Hati Chelsea seakan diremas kuat-kuat, sakit, hingga membuat dadanya terasa sesak bukan main. Kehilangan yang dimaksudkan lelaki itu semua karna kesalahannya. Jika saja ia tak bersikeras untuk keluar rumah saat hujan deras demi membeli sayur yang disukai suaminya. Andai saja, ia tak menghina lelaki itu, hingga merasa bersalah. Mungkin kini bayi mereka telah lahir ke dunia dan berada dalam pelukannya.
Kaki Chelsea begitu lemas dan ia telah kehilangan semua tenaga yang dimilikinya. Chelsea berjongkok, menutup mulut dengan kedua tangannya agar lelaki itu tak dapat mendengarkan isak tangisnya yang pilu. Ya Tuhan ... ini semua karna kebodohannya.

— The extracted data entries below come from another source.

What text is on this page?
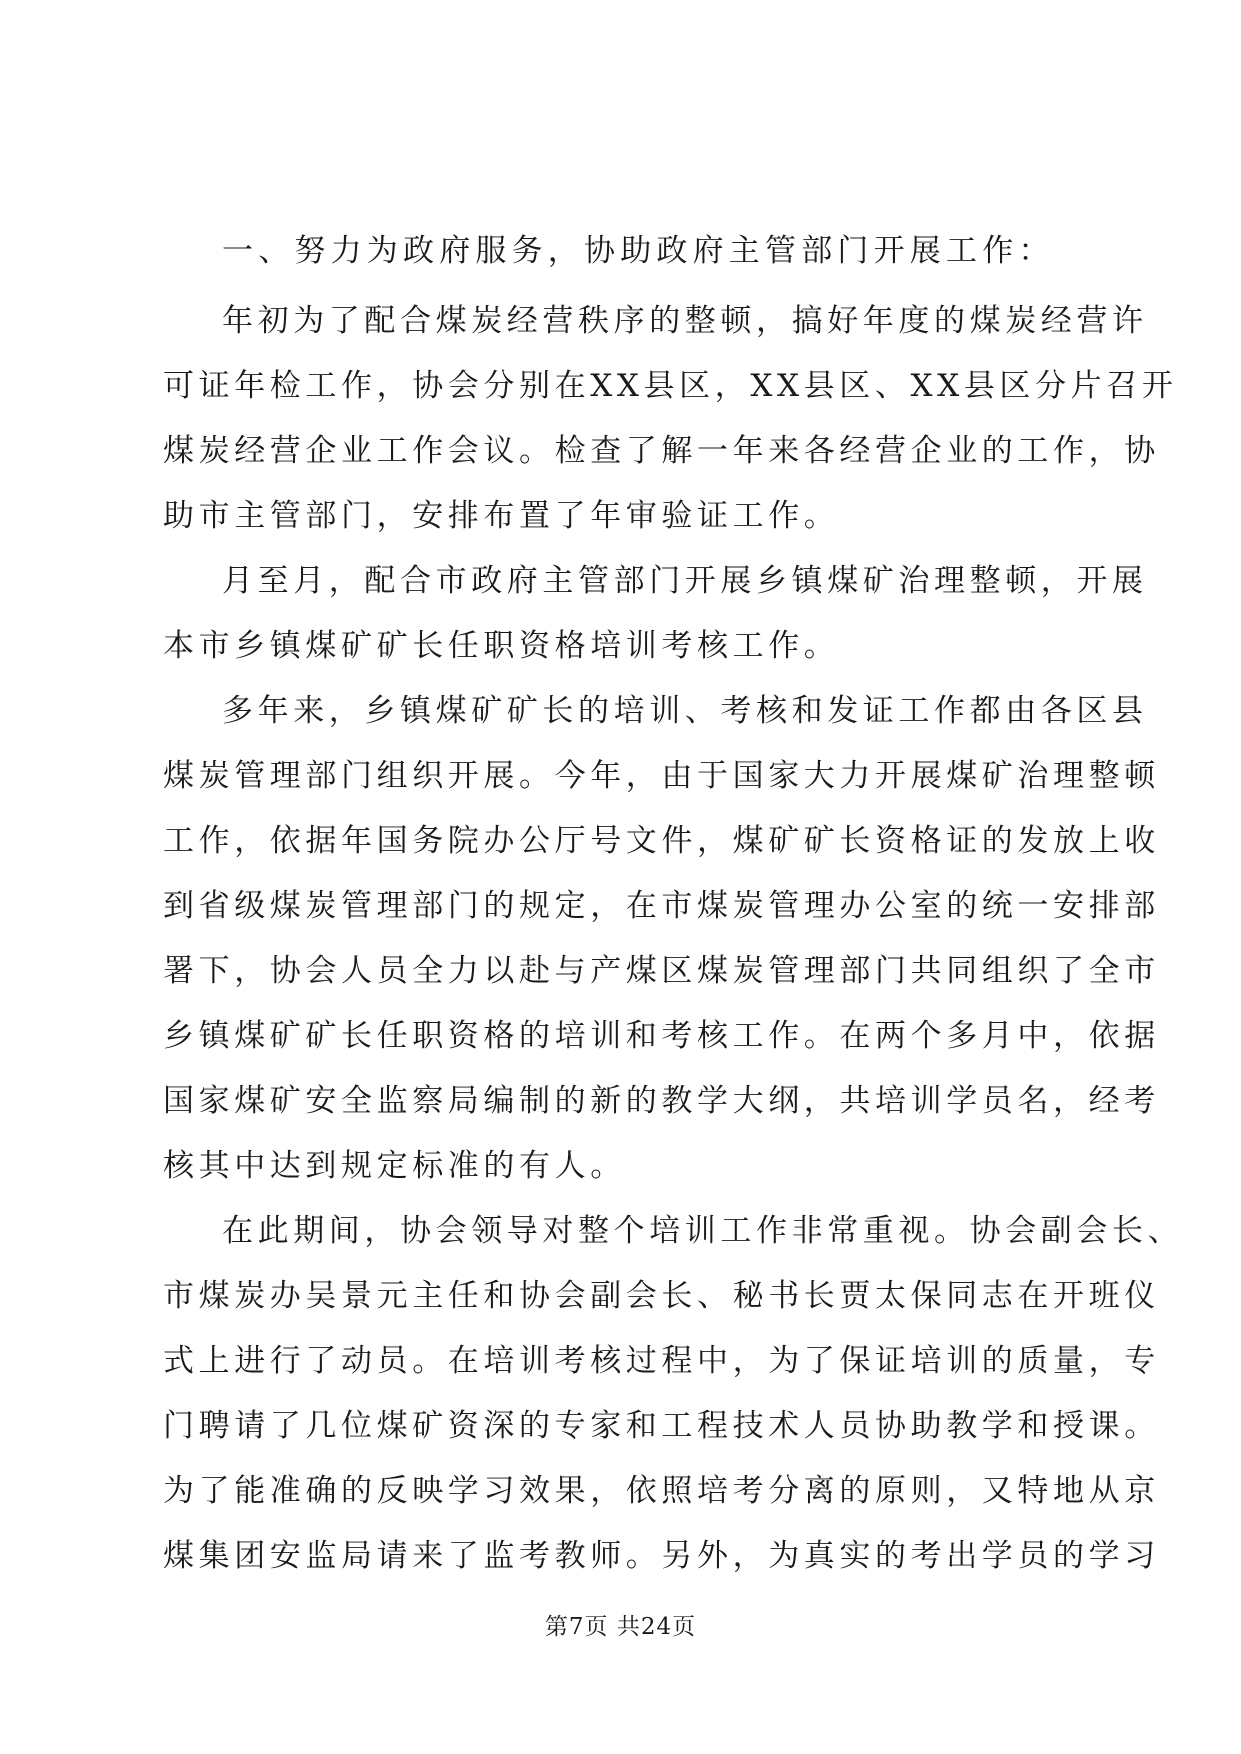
一、努力为政府服务，协助政府主管部门开展工作：
年初为了配合煤炭经营秩序的整顿，搞好年度的煤炭经营许
可证年检工作，协会分别在XX县区，XX县区、XX县区分片召开
煤炭经营企业工作会议。检查了解一年来各经营企业的工作，协
助市主管部门，安排布置了年审验证工作。
月至月，配合市政府主管部门开展乡镇煤矿治理整顿，开展
本市乡镇煤矿矿长任职资格培训考核工作。
多年来，乡镇煤矿矿长的培训、考核和发证工作都由各区县
煤炭管理部门组织开展。今年，由于国家大力开展煤矿治理整顿
工作，依据年国务院办公厅号文件，煤矿矿长资格证的发放上收
到省级煤炭管理部门的规定，在市煤炭管理办公室的统一安排部
署下，协会人员全力以赴与产煤区煤炭管理部门共同组织了全市
乡镇煤矿矿长任职资格的培训和考核工作。在两个多月中，依据
国家煤矿安全监察局编制的新的教学大纲，共培训学员名，经考
核其中达到规定标准的有人。
在此期间，协会领导对整个培训工作非常重视。协会副会长、
市煤炭办吴景元主任和协会副会长、秘书长贾太保同志在开班仪
式上进行了动员。在培训考核过程中，为了保证培训的质量，专
门聘请了几位煤矿资深的专家和工程技术人员协助教学和授课。
为了能准确的反映学习效果，依照培考分离的原则，又特地从京
煤集团安监局请来了监考教师。另外，为真实的考出学员的学习
第7页 共24页
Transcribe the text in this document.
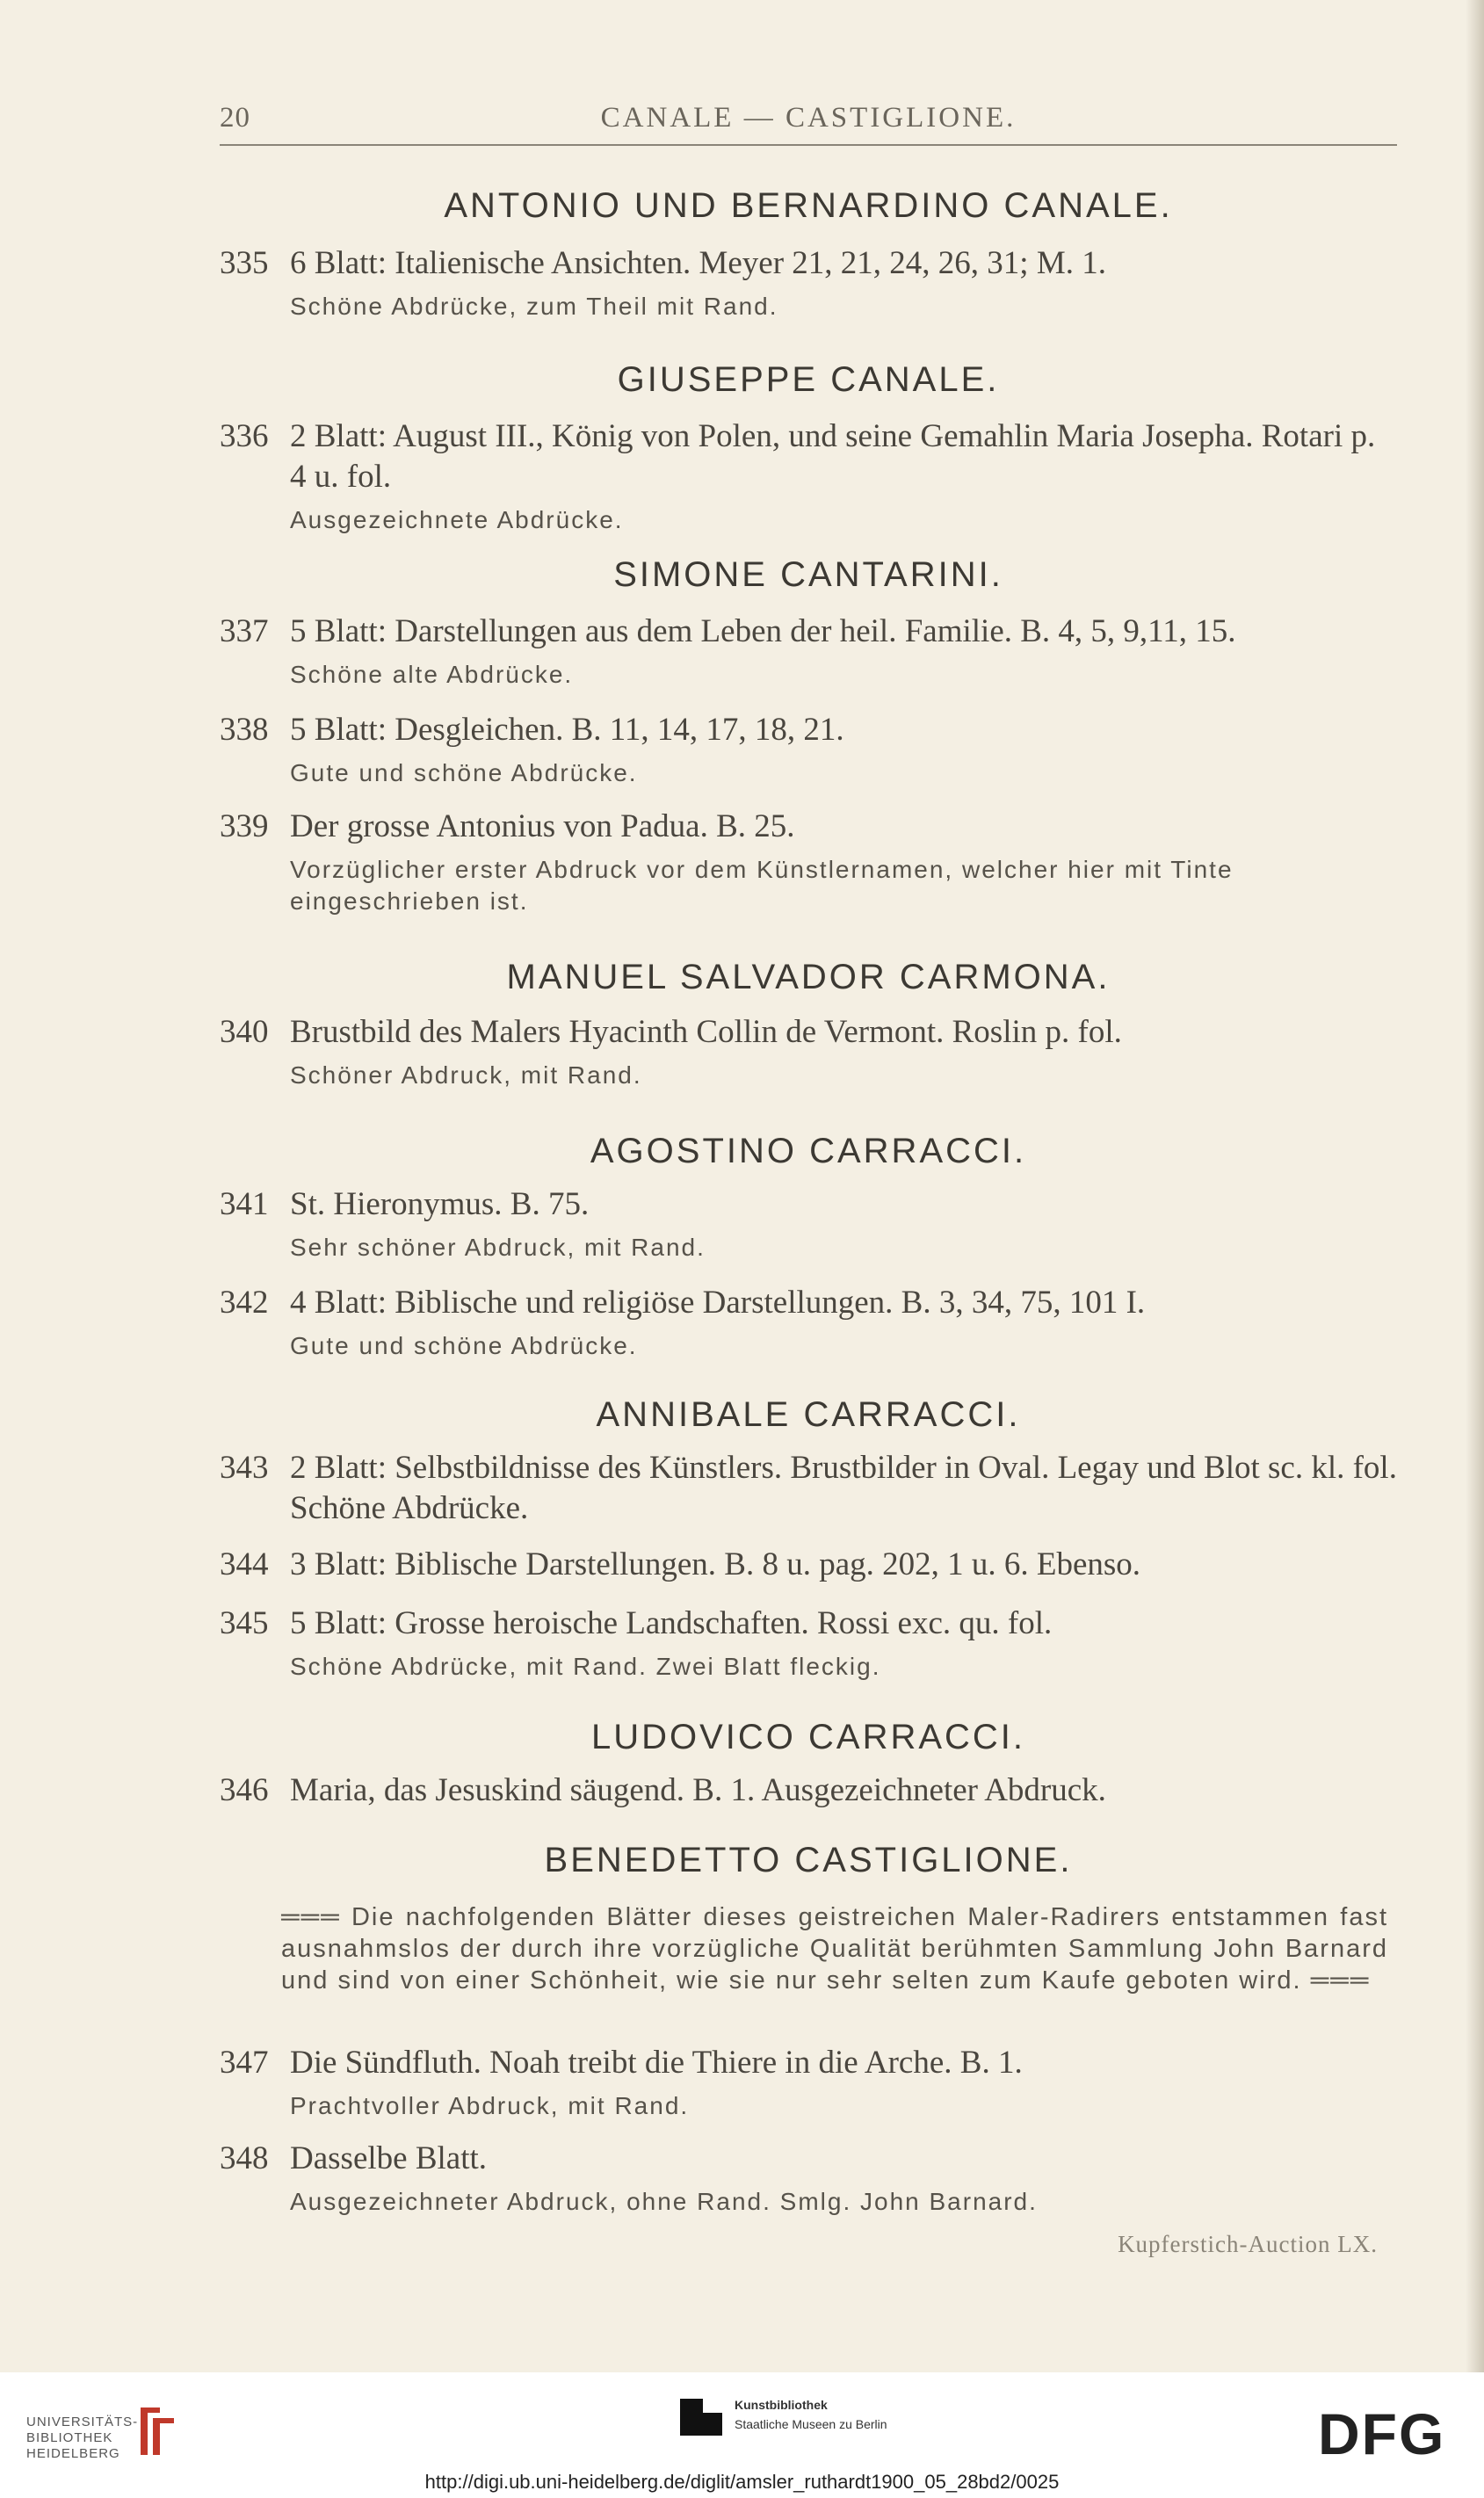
20	CANALE — CASTIGLIONE.
ANTONIO UND BERNARDINO CANALE.
335 6 Blatt: Italienische Ansichten. Meyer 21, 21, 24, 26, 31; M. 1.
Schöne Abdrücke, zum Theil mit Rand.
GIUSEPPE CANALE.
336 2 Blatt: August III., König von Polen, und seine Gemahlin Maria Josepha. Rotari p. 4 u. fol.
Ausgezeichnete Abdrücke.
SIMONE CANTARINI.
337 5 Blatt: Darstellungen aus dem Leben der heil. Familie. B. 4, 5, 9,11, 15.
Schöne alte Abdrücke.
338 5 Blatt: Desgleichen. B. 11, 14, 17, 18, 21.
Gute und schöne Abdrücke.
339 Der grosse Antonius von Padua. B. 25.
Vorzüglicher erster Abdruck vor dem Künstlernamen, welcher hier mit Tinte eingeschrieben ist.
MANUEL SALVADOR CARMONA.
340 Brustbild des Malers Hyacinth Collin de Vermont. Roslin p. fol.
Schöner Abdruck, mit Rand.
AGOSTINO CARRACCI.
341 St. Hieronymus. B. 75.
Sehr schöner Abdruck, mit Rand.
342 4 Blatt: Biblische und religiöse Darstellungen. B. 3, 34, 75, 101 I.
Gute und schöne Abdrücke.
ANNIBALE CARRACCI.
343 2 Blatt: Selbstbildnisse des Künstlers. Brustbilder in Oval. Legay und Blot sc. kl. fol. Schöne Abdrücke.
344 3 Blatt: Biblische Darstellungen. B. 8 u. pag. 202, 1 u. 6. Ebenso.
345 5 Blatt: Grosse heroische Landschaften. Rossi exc. qu. fol.
Schöne Abdrücke, mit Rand. Zwei Blatt fleckig.
LUDOVICO CARRACCI.
346 Maria, das Jesuskind säugend. B. 1. Ausgezeichneter Abdruck.
BENEDETTO CASTIGLIONE.
═══ Die nachfolgenden Blätter dieses geistreichen Maler-Radirers entstammen fast ausnahmslos der durch ihre vorzügliche Qualität berühmten Sammlung John Barnard und sind von einer Schönheit, wie sie nur sehr selten zum Kaufe geboten wird. ═══
347 Die Sündfluth. Noah treibt die Thiere in die Arche. B. 1.
Prachtvoller Abdruck, mit Rand.
348 Dasselbe Blatt.
Ausgezeichneter Abdruck, ohne Rand. Smlg. John Barnard.
Kupferstich-Auction LX.
UNIVERSITÄTS- BIBLIOTHEK HEIDELBERG
Kunstbibliothek
Staatliche Museen zu Berlin	DFG
http://digi.ub.uni-heidelberg.de/diglit/amsler_ruthardt1900_05_28bd2/0025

“Saya mengerti, Pak. Kesempatan emas ini nggak bakalan datang dua kali. Baik ... terimakasih banyak Pak atas tawarannya.”
Dengan sisa tenaga Chelsea menyeret tubuhnya untuk menjauhi tempat itu. Ia tak ingin lelaki itu tahu jika ia telah mendengarkan percakapan mereka. Chelsea berlari tanpa tujuan, hingga kakinya membawanya ke taman yang berada tidak jauh dari rumah mereka. Ia menarik napas, lalu menghelanya perlahan, berusaha mengatur napas yang terengah-engah.
Chelsea duduk pada bangku taman yang berada di bawah pohon Akasia besar. Ia mengadahkan wajah ke arah langit, menatap kosong angkasa yang begitu cerah, tak seperti hatinya yang kelam.
Chelsea tahu, jika ia harus mendorong lelaki itu menjauh. Ia tak boleh egois dan membiarkan lelaki itu jatuh bersamanya. Masa depan lelaki pintar seperti suaminya masih begitu cerah dan tak seharusnya cintanya membuat lelaki itu hancur.
Air mata kembali membasahi pipi Chelsea. Ia menepuk-nepuk pelan d**a, mencoba mengusir rasa sesak di d**a, namun tak peduli sekeras apa pukulannya. Rasa menyakitkan itu tak mau hilang, malah bertambah parah. Tangisan Chelsea semakin menjadi-jadi.
Ya Tuhan ... bisakah aku melepaskannya? Aku telah kehilangan bayi kami, apa aku harus kehilangan dirinya juga? Bisakah aku hidup tanpanya?
Banyak tanya yang bermain di benak Chelsea. Tanya yang membuat dadanya semakin sesak dan ia tak tahu apa yang harus ia lakukan. Melepas berarti mati, namun mengikat lelaki itu pada tiang keegoisannya pun membuatnya merasa sakit bukan main.
Apakah ini pertanda, dongeng yang ia tulis harus segera diakhiri? Dirinya memang pernah berjanji tak ‘kan melepaskan dan menyombongkan cinta yang ia miliki untuk lelaki itu, namun ia tak mau menjadikan cintanya sebagai penjara bagi lelaki itu. Pernikahan bukanlah tali yang ia siapkan untuk mengikat kaki lelaki itu agar tak bisa melangkah maju.
Kini, ia diambang kebingungan, namun ia tahu benar, jika dirinya tak bisa egois. Egois berarti bukan cinta dan cintanya lebih dari sekedar perasaan yang ingin menang sendiri. Ia ingin bertumbuh dalam cinta. Menjauhkan lelaki itu dari mimpinya, berarti menghancurkan hidup Angga. Cukup dirinya yang berkorban, masa depan Angga begitu terang, tak seperti dirinya.